Still, a strategy that failed under far more favorable circumstances is unlikely to succeed under the current more challenging conditions. Instead, rather than increasing stability in the region, many believe that pursuing this course risks bringing the confrontation between the West and Iran to a climax, with a regional war as its ultimate outcome. Disturbingly, some elements in Saudi Arabia seem to prefer such a conflict to an Iraqi democracy with Shiites at the helm.

So far, Bush and Blair have resisted the one policy that could both avoid regional war and help stabilize Iraq-a holistic approach that would give all regional states a stake in the region’s future and stability.

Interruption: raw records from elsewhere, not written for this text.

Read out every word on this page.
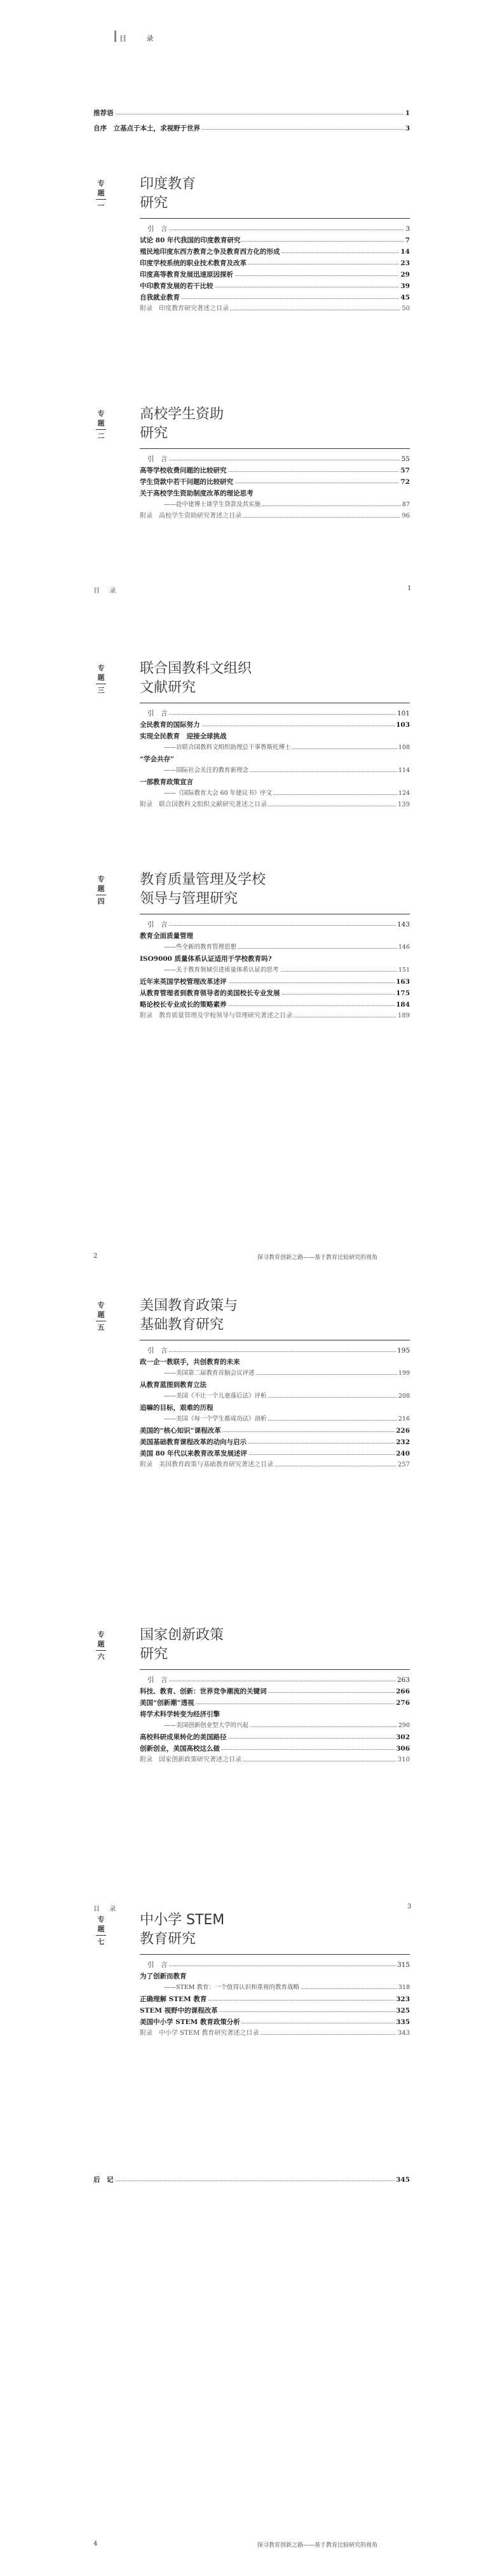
目 录
推荐语	1
自序　立基点于本土，求视野于世界	3
专
题
一
印度教育
研究
引　言	3
试论 80 年代我国的印度教育研究	7
殖民地印度东西方教育之争及教育西方化的形成	14
印度学校系统的职业技术教育及改革	23
印度高等教育发展迅速原因探析	29
中印教育发展的若干比较	39
自我就业教育	45
附录　印度教育研究著述之目录	50
专
题
二
高校学生资助
研究
引　言	55
高等学校收费问题的比较研究	57
学生贷款中若干问题的比较研究	72
关于高校学生资助制度改革的理论思考
——赴中建博士谈学生贷款及其实施	87
附录　高校学生资助研究著述之目录	96
专
题
三
联合国教科文组织
文献研究
引　言	101
全民教育的国际努力	103
实现全民教育　迎接全球挑战
——访联合国教科文组织助理总干事鲁斯托博士	108
“学会共存”
——国际社会关注的教育新理念	114
一部教育政策宣言
——《国际教育大会 60 年建议书》序文	124
附录　联合国教科文组织文献研究著述之目录	139
专
题
四
教育质量管理及学校
领导与管理研究
引　言	143
教育全面质量管理
——些全新的教育管理思想	146
ISO9000 质量体系认证适用于学校教育吗?
——关于教育领域引进质量体系认证的思考	151
近年来英国学校管理改革述评	163
从教育管理者到教育领导者的美国校长专业发展	175
略论校长专业成长的策略素养	184
附录　教育质量管理及学校领导与管理研究著述之目录	189
专
题
五
美国教育政策与
基础教育研究
引　言	195
政一企一教联手，共创教育的未来
——美国第二届教育首脑会议评述	199
从教育蓝图到教育立法
——美国《不让一个儿童落后法》评析	208
追嘛的目标，艰难的历程
——美国《每一个学生都成功法》剖析	216
美国的“核心知识”课程改革	226
美国基础教育课程改革的动向与启示	232
美国 80 年代以来教育改革发展述评	240
附录　美国教育政策与基础教育研究著述之目录	257
专
题
六
国家创新政策
研究
引　言	263
科技、教育、创新：世界竞争潮流的关键词	266
美国“创新潮”透视	276
将学术科学转变为经济引擎
——美国创新创业型大学的兴起	290
高校科研成果转化的美国路径	302
创新创业，美国高校这么做	306
附录　国家创新政策研究著述之目录	310
专
题
七
中小学 STEM
教育研究
引　言	315
为了创新而教育
——STEM 教育：一个值得认识和重视的教育战略	318
正确理解 STEM 教育	323
STEM 视野中的课程改革	325
美国中小学 STEM 教育政策分析	335
附录　中小学 STEM 教育研究著述之目录	343
后　记	345
目 录	1
2	探寻教育创新之路——基于教育比较研究的视角
目 录	3
4	探寻教育创新之路——基于教育比较研究的视角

Confrontation and balance of power politics still seem to be preferred over consensus building.

But it remains to be seen who will lose the most-and who can afford to lose the most-in the lose-lose situation that the continuation of this policy would likely lead to. Though no side is immune to miscalculation, some would argue that so far, Bush and Blair far outdo their competitors in this field.

Trita Parsi is a writer for the Inter Press Service and the author of Treacherous Triangle-The Secret Dealings of Israel, Iran, and the United States (Yale University Press, 2007).